DR-121

Orphan-but-filter soft-delete pattern

Origin

Established during Phase 11 of the rebuild (2026-04-07) after the revised Dispatch 83 framing. Earlier drafts framed certain children as “FK CASCADE exceptions”; that framing conflated the application layer with the FK layer. The revised rule separates the two layers and documents each independently.

Rule Text

When a parent entity is soft-deleted (sets deletedAt via softDeleteSet() per PER-1), no cascade UPDATE runs against any child entity. Each child retains its independent deletedAt state at the moment the parent was removed. Every subsequent read on a child entity joins through the parent with notDeleted(parent.deletedAt), so children whose parent has been soft-deleted become unreachable via every application code path: list, getById, search, aggregate.

Two layers operate independently:

  1. Application layer (universal). The soft-delete sets only parent.deletedAt. No cascade UPDATE runs against any child table. Reads filter via parent JOIN plus notDeleted(parent). This is the pattern every domain enforces.

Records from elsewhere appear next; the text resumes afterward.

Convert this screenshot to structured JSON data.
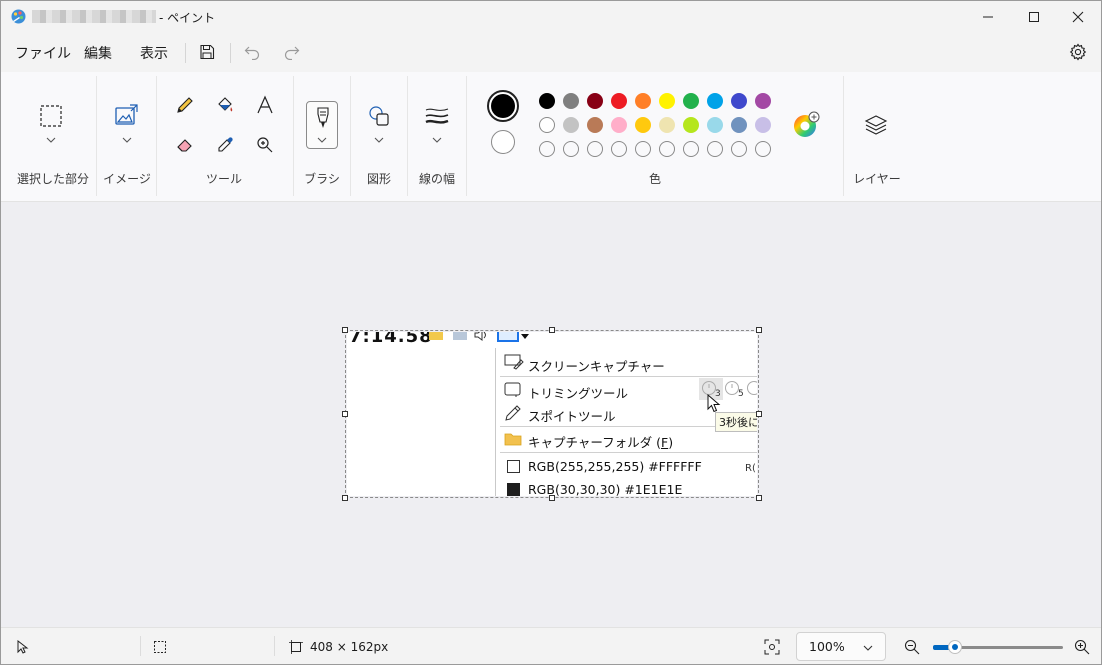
{
  "window": {
    "title": "- ペイント"
  },
  "menu": {
    "file": "ファイル",
    "edit": "編集",
    "view": "表示"
  },
  "ribbon": {
    "groups": {
      "selection": "選択した部分",
      "image": "イメージ",
      "tools": "ツール",
      "brush": "ブラシ",
      "shapes": "図形",
      "stroke": "線の幅",
      "colors": "色",
      "layers": "レイヤー"
    },
    "primary_color": "#000000",
    "secondary_color": "#ffffff",
    "palette_row1": [
      "#000000",
      "#7f7f7f",
      "#880015",
      "#ed1c24",
      "#ff7f27",
      "#fff200",
      "#22b14c",
      "#00a2e8",
      "#3f48cc",
      "#a349a4"
    ],
    "palette_row2": [
      "#ffffff",
      "#c3c3c3",
      "#b97a57",
      "#ffaec9",
      "#ffc90e",
      "#efe4b0",
      "#b5e61d",
      "#99d9ea",
      "#7092be",
      "#c8bfe7"
    ]
  },
  "canvas_content": {
    "time": "7:14.58",
    "items": {
      "screen_capture": "スクリーンキャプチャー",
      "trimming": "トリミングツール",
      "eyedropper": "スポイトツール",
      "capture_folder": "キャプチャーフォルダ (",
      "capture_folder_key": "F",
      "capture_folder_end": ")",
      "rgb_white": "RGB(255,255,255) #FFFFFF",
      "rgb_dark": "RGB(30,30,30) #1E1E1E"
    },
    "timer_3": "3",
    "timer_5": "5",
    "tooltip": "3秒後に",
    "side_label": "R("
  },
  "status": {
    "canvas_size": "408 × 162px",
    "zoom": "100%",
    "zoom_level": 0.17
  }
}
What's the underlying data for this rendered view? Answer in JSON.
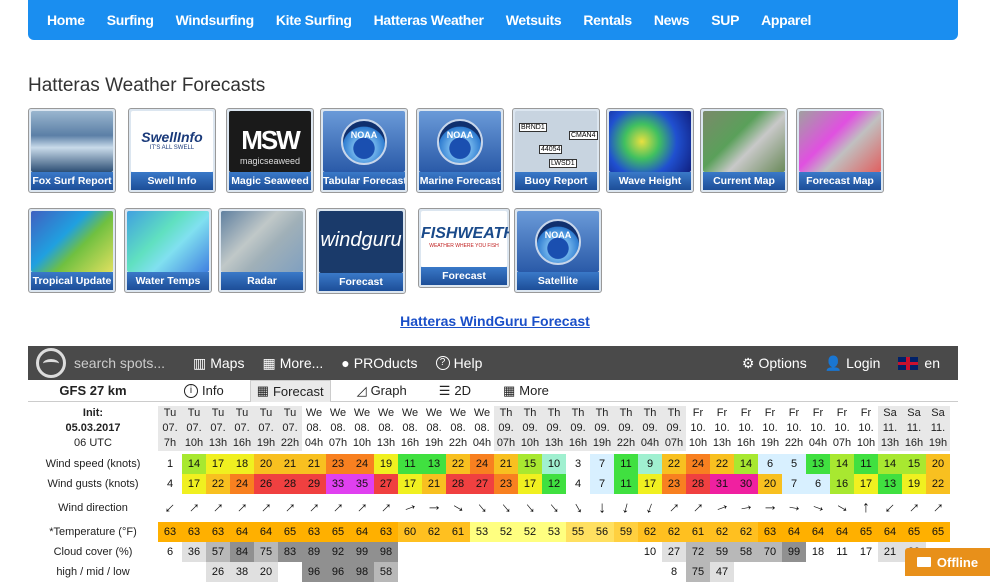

  2. FK layer (per-table). Most child tables declare onDelete: cascade on the FK as a defense-in-depth safety net for the hard-delete case that is separately forbidden. A small number declare onDelete: set null because the FK is nullable and the child is designed to survive parent removal. Because hard delete is forbidden on soft-deletable tables, neither FK clause ever fires in production code. The clauses exist for auditors reading the schema, not for the application.

The audit log is the single exception. Audit entries are preserved for legal retention (seven years) and are NOT orphan-filtered. An audit entry’s entityId still points at the soft-deleted entity’s UUID, and audit reads display the entry verbatim. Cascading or filtering the audit log would erase the forensic record of what happened, which is the opposite of what an audit log is for.

Testable Assertion

// Soft-deleting the parent leaves every child's deletedAt untouched:
const before = await rawDb.select().from(childTable).where(eq(childTable.parentId, parentId));
await softDeleteParent(parentId);
const after = await rawDb.select().from(childTable).where(eq(childTable.parentId, parentId));
expect(after.map((r) => r.deletedAt)).toEqual(before.map((r) => r.deletedAt));

// Every child read path returns zero rows for orphaned children:
expect(await caller.children.list({ parentId })).toEqual({ items: [], nextCursor: null });

// Audit log entries for the soft-deleted parent remain visible:
const audits = await caller.activity.byEntity({ entityId: parentId });
expect(audits.length).toBeGreaterThan(0);

Enforcement

  • Gate-time — An ast-grep rule forbids cascade-UPDATE patterns on child tables during a parent soft-delete (e.g., a child softDeleteSet() inside the same transaction as the parent softDeleteSet()). The pattern is supposed to never appear; if an agent writes it, the gate rejects the commit.
  • Runtime — Every child list, getById, and aggregate procedure joins through the parent with notDeleted(parent) via the established middleware pattern. If an agent drops the join (which would expose orphaned children), the broader consistency rules catch it: no child read procedure omits the parent join.

Violation Closed

Cascade-soft-deletion was the intuitive implementation. It did not work. Three failure modes closed by orphan-but-filter:

  1. Partial cascades. A cascade-UPDATE over 18 child tables in a single transaction is fragile. One failure leaves the parent soft-deleted with some children cascaded and others not. The orphan-but-filter pattern has no multi-row cascade; the parent UPDATE is atomic, and orphaned children are invisible regardless of their row state.

  2. Restore complexity. Restoring a soft-deleted parent under cascade requires knowing which children to un-cascade. Under orphan-but-filter, restoration is a single UPDATE on the parent. Every child is already visible again through the join.

  3. Audit leakage. Cascade-updating the audit log would erase the record of what happened. Leaving the audit log untouched, and explicitly NOT orphan-filtering it, preserves the forensic history.

The rule turns a class of distributed-mutation bug into a single-row write with a universal read-side filter.